CAN – Tago
Mago (1971)
Album
double à l’époque de sa sortie, « Tago Mago » représente pour
beaucoup le sommet de la carrière de Can, et trouve même
régulièrement sa place dans les guides de la discothèque idéale et
autres classements des N meilleurs albums de tous les temps (enfin, les
classements sérieux, pas ceux à 20h50 sur TF1…).
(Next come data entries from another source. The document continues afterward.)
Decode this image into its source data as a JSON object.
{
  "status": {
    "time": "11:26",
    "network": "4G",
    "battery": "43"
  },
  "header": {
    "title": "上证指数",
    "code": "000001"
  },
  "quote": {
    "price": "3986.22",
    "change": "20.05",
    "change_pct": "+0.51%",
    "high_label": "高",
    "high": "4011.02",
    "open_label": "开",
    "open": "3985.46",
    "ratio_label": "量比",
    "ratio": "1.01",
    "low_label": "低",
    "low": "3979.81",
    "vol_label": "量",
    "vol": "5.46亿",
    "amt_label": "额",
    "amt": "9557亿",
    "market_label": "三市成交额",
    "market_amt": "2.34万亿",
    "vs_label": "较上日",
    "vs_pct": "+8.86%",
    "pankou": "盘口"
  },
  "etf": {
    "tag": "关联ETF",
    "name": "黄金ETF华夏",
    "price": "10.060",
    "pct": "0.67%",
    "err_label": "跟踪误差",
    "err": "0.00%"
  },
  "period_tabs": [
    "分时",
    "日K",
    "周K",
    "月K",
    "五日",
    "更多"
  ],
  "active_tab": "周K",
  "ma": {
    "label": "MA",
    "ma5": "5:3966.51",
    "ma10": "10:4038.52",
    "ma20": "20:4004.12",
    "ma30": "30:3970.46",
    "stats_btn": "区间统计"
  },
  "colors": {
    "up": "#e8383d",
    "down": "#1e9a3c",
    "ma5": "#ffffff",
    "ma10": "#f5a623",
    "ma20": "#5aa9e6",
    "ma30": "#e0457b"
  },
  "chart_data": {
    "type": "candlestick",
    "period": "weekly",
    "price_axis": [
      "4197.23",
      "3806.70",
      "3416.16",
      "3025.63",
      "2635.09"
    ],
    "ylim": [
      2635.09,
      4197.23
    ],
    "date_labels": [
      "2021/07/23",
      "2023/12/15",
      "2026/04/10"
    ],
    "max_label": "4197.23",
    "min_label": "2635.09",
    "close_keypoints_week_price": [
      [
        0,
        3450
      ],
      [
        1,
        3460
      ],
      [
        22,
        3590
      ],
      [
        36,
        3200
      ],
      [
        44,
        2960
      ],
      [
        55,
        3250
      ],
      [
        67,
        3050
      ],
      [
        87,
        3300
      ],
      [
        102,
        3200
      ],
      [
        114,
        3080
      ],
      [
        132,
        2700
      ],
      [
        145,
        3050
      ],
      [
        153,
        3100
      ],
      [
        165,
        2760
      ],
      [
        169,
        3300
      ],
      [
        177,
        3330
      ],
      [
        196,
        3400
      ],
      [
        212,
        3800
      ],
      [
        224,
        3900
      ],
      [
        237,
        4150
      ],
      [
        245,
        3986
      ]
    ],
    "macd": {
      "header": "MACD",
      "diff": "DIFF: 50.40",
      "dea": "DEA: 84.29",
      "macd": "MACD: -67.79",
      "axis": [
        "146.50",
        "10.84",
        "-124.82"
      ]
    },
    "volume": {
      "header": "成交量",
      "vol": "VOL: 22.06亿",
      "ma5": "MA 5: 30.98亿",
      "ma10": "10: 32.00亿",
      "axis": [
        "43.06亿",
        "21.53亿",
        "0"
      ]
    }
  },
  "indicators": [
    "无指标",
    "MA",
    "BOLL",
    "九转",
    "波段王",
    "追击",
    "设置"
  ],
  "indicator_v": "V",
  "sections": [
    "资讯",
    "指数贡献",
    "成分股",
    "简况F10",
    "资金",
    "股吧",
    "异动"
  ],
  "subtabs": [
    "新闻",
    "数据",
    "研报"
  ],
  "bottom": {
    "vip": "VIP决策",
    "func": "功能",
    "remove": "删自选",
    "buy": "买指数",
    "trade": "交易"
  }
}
C’est néanmoins le genre
d’œuvre qui nécessite une phase d’adaptation pour en saisir toute la richesse
(notamment pour comprendre finalement à quel point Irmin Schmidt est utile dans
le groupe – tendez bien l’oreille dans le début de « Paperhouse »…),
l’écoute étant particulièrement entravée par le fait que nos lascars
d’outre-Rhin semblent s’être ici laissés aller au genre de délires abscons
auxquels les prédisposait leur formation musicale avant-gardiste (Czukay et
Schmidt sont des anciens élèves de Stockhausen) : c’est particulièrement
le cas de « Aumgn » qui remplit la 3ème face avec des
onomatopées, des martèlements qui ne peuvent même plus être qualifiés de
tribaux, et un bruitage de chien pour faire bonne mesure – ce morceau constitue
donc une aberration presque digne de Pink Floyd : presque
seulement car justement « Tago Mago » est le genre d’album que Pink
Floyd aurait dû être capable de pondre pour mériter sa réputation et
ses chiffres de vente…
L’autre
plage la plus expérimentale du disque est « Peking O » qui se
distingue par le délire vocal de Damo Suzuki (pénible les premières fois, mais
rigolo avec l’habitude – repérez en particulier le cri en réponse au roulement
de batterie-mitraillette ),
mais surtout par son enchaînement de segments disparates, dont l’un (avec une
sorte de boîte à rythme) est fondamental dans la mesure où il contient déjà
presque toute la musique des années 80 (enfin, la bonne…)
avec 10 ans d’avance…
Le
reste de l’album évolue dans un style encore fortement marqué par le
psychédélisme (toujours autant d’effets sur la guitare chez Karoli, mais aussi
un peu de violon…) où alternent des ambiances calmes, voire planantes (le final
« Bring Me Coffee or Tea »…), et d’autres plus rythmées. Dans tous
les cas, le génie percussif de Jaki Liebezeit se montre particulièrement utile,
et, avec la tendance de Suzuki à se donner un rôle de shaman possédé, c’est une
sorte de célébration païenne réinventée qui se déroule ici – ceci n’est pas
sans rappeler, par les procédés de répétitions-amplifications utilisés et par l’intensité
atteinte, cet autre chef d’œuvre primaire qu’est « Fun House »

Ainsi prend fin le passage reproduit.